A few weeks ago my mom (kindly!) suggested that I be mindful of how I say our son’s name. At first I thought, “What?! I say his name just fine!” But after setting aside my ego and denial, I decided to follow my mom’s advice.
Brian and I practice positive discipline and mindful parenting with our children. We try to be loving, encouraging, and consistent while focusing on “connection before correction” and being both firm and kind. So, much to my surprise and honestly, to my embarrassment, this is what I discovered:
I found that I used terms of endearment – like honey, sweetheart, baby, and love – when I felt connected to our son but often didn’t use his name. And when I was upset, I found that some times I would say his name in a tone that wasn’t too nice.
When I stopped to hear myself say his name in stressful times, I was like “How would I feel if someone said my name like that?! I’d feel sad and small.” Whoa. What a wake up call!
After getting over my paranoia that I had completely botched Erikson’s toddler stage of development, autonomy vs. shame with A., I started to really watch how I said his name – to be mindful of what my inflection and tone might be communicating to our three year old. More and more I am trying to consciously choose to say his name in such a way that communicates love and promotes connection.
Try this with your own children. Become aware of how you say their name. What does your tone communicate? Bring more kindness to how you say their name. Let your tone, inflection, and eye contact communicate regard.
What I’ve also noticed in this mindfulness practice is this: most often I’m not upset with our son.

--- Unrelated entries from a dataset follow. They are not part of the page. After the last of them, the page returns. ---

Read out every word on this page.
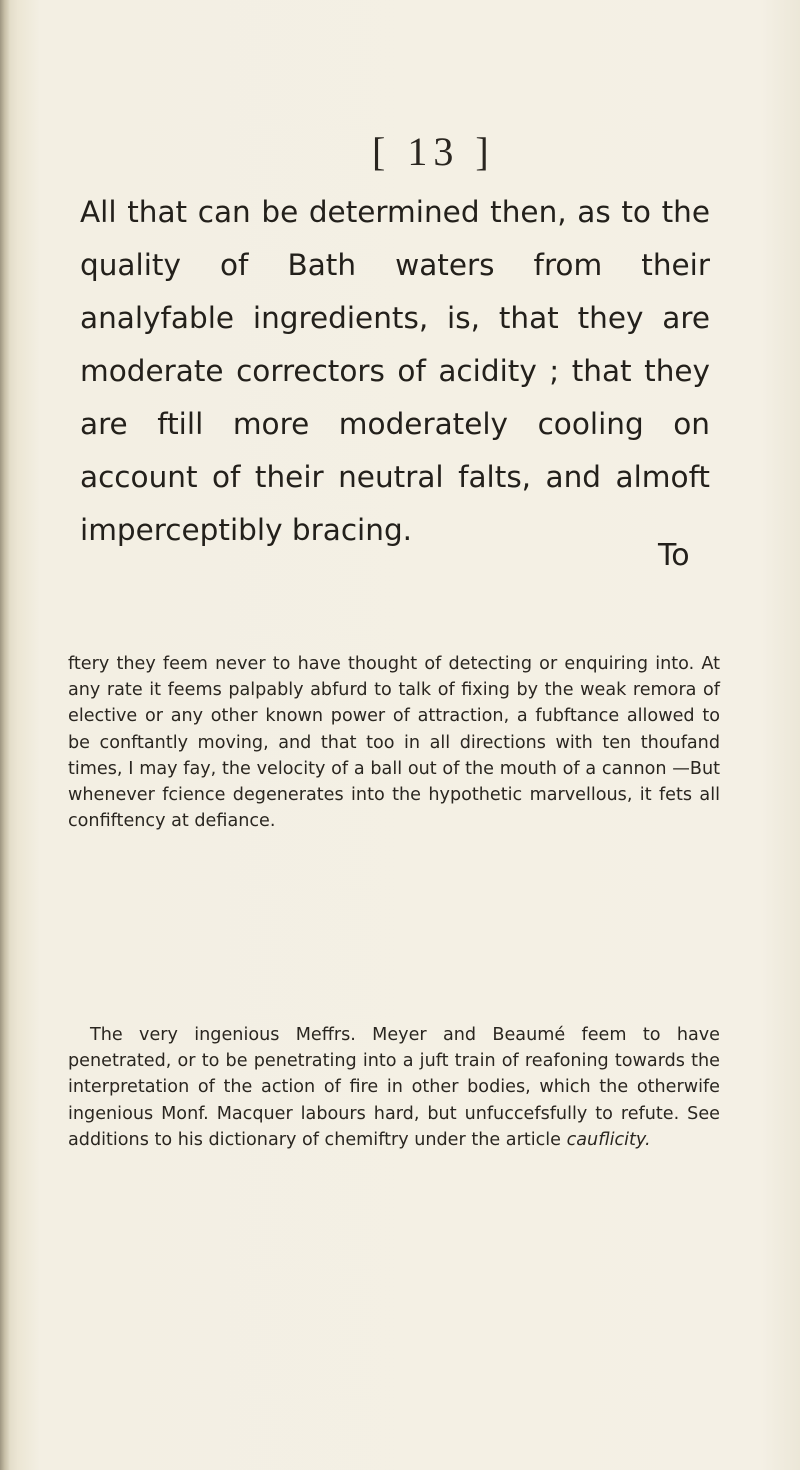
[ 13 ]
All that can be determined then, as to the quality of Bath waters from their analyfable ingredients, is, that they are moderate correctors of acidity ; that they are ftill more moderately cooling on account of their neutral falts, and almoft imperceptibly bracing.
To

ftery they feem never to have thought of detecting or enquiring into. At any rate it feems palpably abfurd to talk of fixing by the weak remora of elective or any other known power of attraction, a fubftance allowed to be conftantly moving, and that too in all directions with ten thoufand times, I may fay, the velocity of a ball out of the mouth of a cannon —But whenever fcience degenerates into the hypothetic marvellous, it fets all confiftency at defiance.

The very ingenious Meffrs. Meyer and Beaumé feem to have penetrated, or to be penetrating into a juft train of reafoning towards the interpretation of the action of fire in other bodies, which the otherwife ingenious Monf. Macquer labours hard, but unfuccefsfully to refute. See additions to his dictionary of chemiftry under the article cauflicity.
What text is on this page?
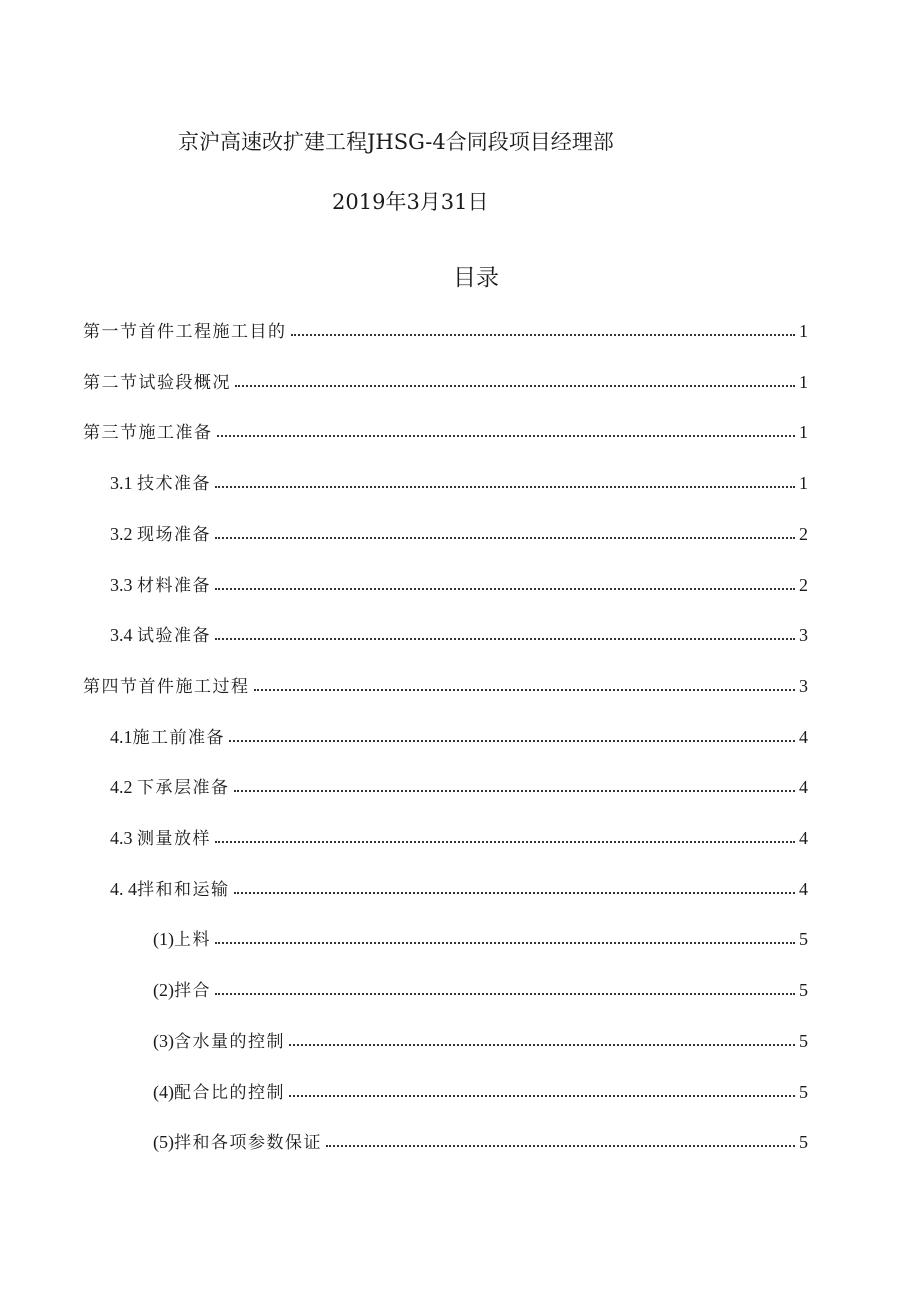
京沪高速改扩建工程JHSG-4合同段项目经理部
2019年3月31日
目录
第一节首件工程施工目的	1
第二节试验段概况	1
第三节施工准备	1
3.1 技术准备	1
3.2 现场准备	2
3.3 材料准备	2
3.4 试验准备	3
第四节首件施工过程	3
4.1施工前准备	4
4.2 下承层准备	4
4.3 测量放样	4
4. 4拌和和运输	4
(1)上料	5
(2)拌合	5
(3)含水量的控制	5
(4)配合比的控制	5
(5)拌和各项参数保证	5
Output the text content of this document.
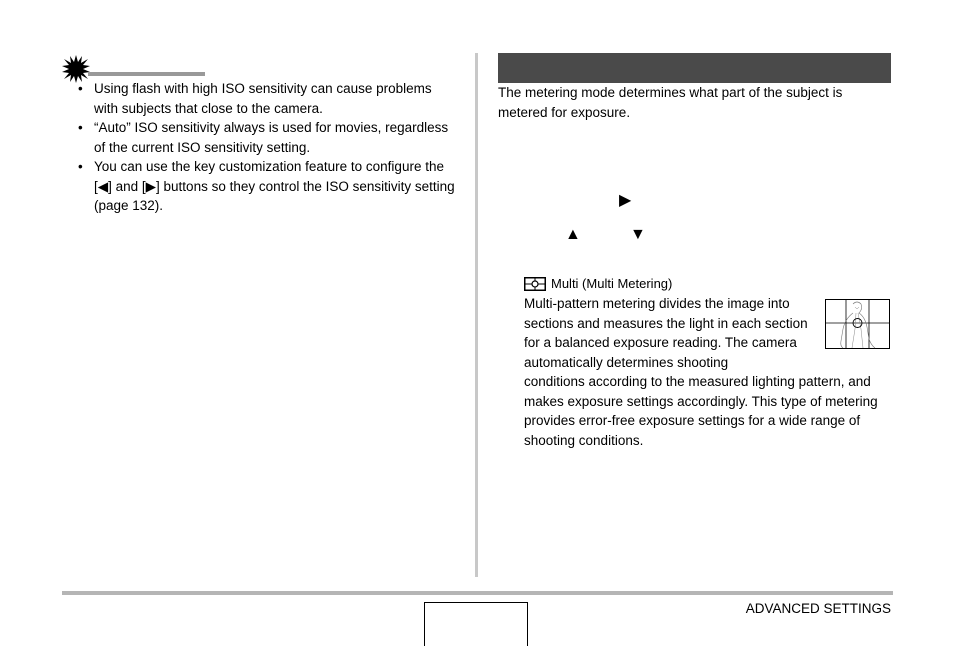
• Using flash with high ISO sensitivity can cause problems with subjects that close to the camera.
• “Auto” ISO sensitivity always is used for movies, regardless of the current ISO sensitivity setting.
• You can use the key customization feature to configure the [◀] and [▶] buttons so they control the ISO sensitivity setting (page 132).
The metering mode determines what part of the subject is metered for exposure.
▶
▲	▼
Multi (Multi Metering)
Multi-pattern metering divides the image into sections and measures the light in each section for a balanced exposure reading. The camera automatically determines shooting
conditions according to the measured lighting pattern, and makes exposure settings accordingly. This type of metering provides error-free exposure settings for a wide range of shooting conditions.
ADVANCED SETTINGS
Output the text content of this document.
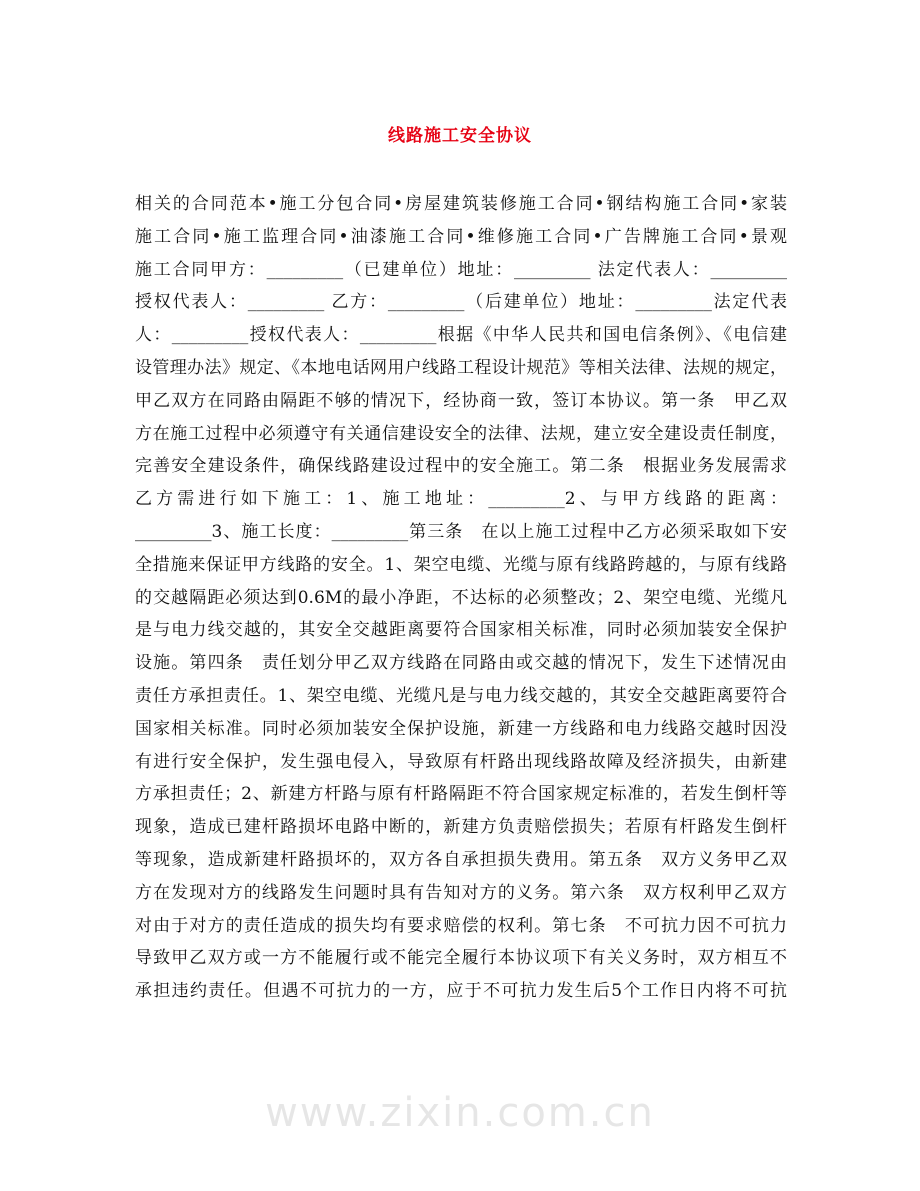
线路施工安全协议
相关的合同范本•施工分包合同•房屋建筑装修施工合同•钢结构施工合同•家装
施工合同•施工监理合同•油漆施工合同•维修施工合同•广告牌施工合同•景观
施工合同甲方：_________（已建单位）地址：_________ 法定代表人：_________
授权代表人：_________ 乙方：_________（后建单位）地址：_________法定代表
人：_________授权代表人：_________根据《中华人民共和国电信条例》、《电信建
设管理办法》规定、《本地电话网用户线路工程设计规范》等相关法律、法规的规定，
甲乙双方在同路由隔距不够的情况下，经协商一致，签订本协议。第一条　甲乙双
方在施工过程中必须遵守有关通信建设安全的法律、法规，建立安全建设责任制度，
完善安全建设条件，确保线路建设过程中的安全施工。第二条　根据业务发展需求
乙方需进行如下施工：1、施工地址：_________2、与甲方线路的距离：
_________3、施工长度：_________第三条　在以上施工过程中乙方必须采取如下安
全措施来保证甲方线路的安全。1、架空电缆、光缆与原有线路跨越的，与原有线路
的交越隔距必须达到0.6M的最小净距，不达标的必须整改；2、架空电缆、光缆凡
是与电力线交越的，其安全交越距离要符合国家相关标准，同时必须加装安全保护
设施。第四条　责任划分甲乙双方线路在同路由或交越的情况下，发生下述情况由
责任方承担责任。1、架空电缆、光缆凡是与电力线交越的，其安全交越距离要符合
国家相关标准。同时必须加装安全保护设施，新建一方线路和电力线路交越时因没
有进行安全保护，发生强电侵入，导致原有杆路出现线路故障及经济损失，由新建
方承担责任；2、新建方杆路与原有杆路隔距不符合国家规定标准的，若发生倒杆等
现象，造成已建杆路损坏电路中断的，新建方负责赔偿损失；若原有杆路发生倒杆
等现象，造成新建杆路损坏的，双方各自承担损失费用。第五条　双方义务甲乙双
方在发现对方的线路发生问题时具有告知对方的义务。第六条　双方权利甲乙双方
对由于对方的责任造成的损失均有要求赔偿的权利。第七条　不可抗力因不可抗力
导致甲乙双方或一方不能履行或不能完全履行本协议项下有关义务时，双方相互不
承担违约责任。但遇不可抗力的一方，应于不可抗力发生后5个工作日内将不可抗
www.zixin.com.cn
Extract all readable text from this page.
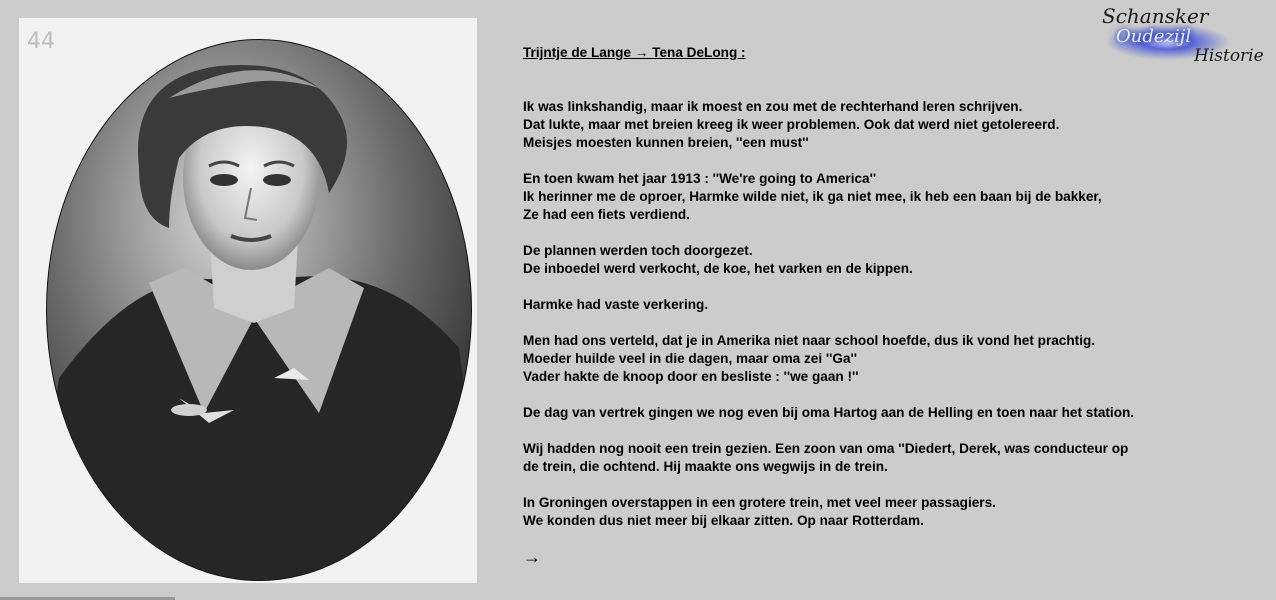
44
Schansker
Oudezijl
Historie
Trijntje de Lange → Tena DeLong :
Ik was linkshandig, maar ik moest en zou met de rechterhand leren schrijven.
Dat lukte, maar met breien kreeg ik weer problemen. Ook dat werd niet getolereerd.
Meisjes moesten kunnen breien, ''een must''
En toen kwam het jaar 1913 : ''We're going to America''
Ik herinner me de oproer, Harmke wilde niet, ik ga niet mee, ik heb een baan bij de bakker,
Ze had een fiets verdiend.
De plannen werden toch doorgezet.
De inboedel werd verkocht, de koe, het varken en de kippen.
Harmke had vaste verkering.
Men had ons verteld, dat je in Amerika niet naar school hoefde, dus ik vond het prachtig.
Moeder huilde veel in die dagen, maar oma zei ''Ga''
Vader hakte de knoop door en besliste : ''we gaan !''
De dag van vertrek gingen we nog even bij oma Hartog aan de Helling en toen naar het station.
Wij hadden nog nooit een trein gezien. Een zoon van oma ''Diedert, Derek, was conducteur op
de trein, die ochtend. Hij maakte ons wegwijs in de trein.
In Groningen overstappen in een grotere trein, met veel meer passagiers.
We konden dus niet meer bij elkaar zitten. Op naar Rotterdam.
→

I’m tired and feel frustrated with not being able to control everything.
I’m anxious over trying to be and keep things perfect (a clean house, a well-behaved three-year old, etc. I know – GIVE IT UP!).
And really, I’m angry about how we parent in this country. We usually are living in our own homes, figuring things out alone or from some online chat group or parenting book by some “expert” rather than surrounded by extended family and other parents.
So really, many times, even if A. is whining, not listening or is demanding something, it’s not really that behavior that’s got me all miffed. It’s this other stuff. Eckhardt Tolle is right on, “We are never angry for the reason we think we are.”
So I’m grateful to my mom for pointing this out, even if I am embarrassed! I am grateful to be noticing how I say someone’s name and trying to choose to say it in a way that communicates, “I value you.”
So whether or not you have children, I invite you to be mindful for even just once how you say someone’s name – your child’s, spouse’s, friend’s, staff’s, etc. I’ll be curious to hear what you discover!
Thanks, mom! A lot can be communicated in one single word – a name.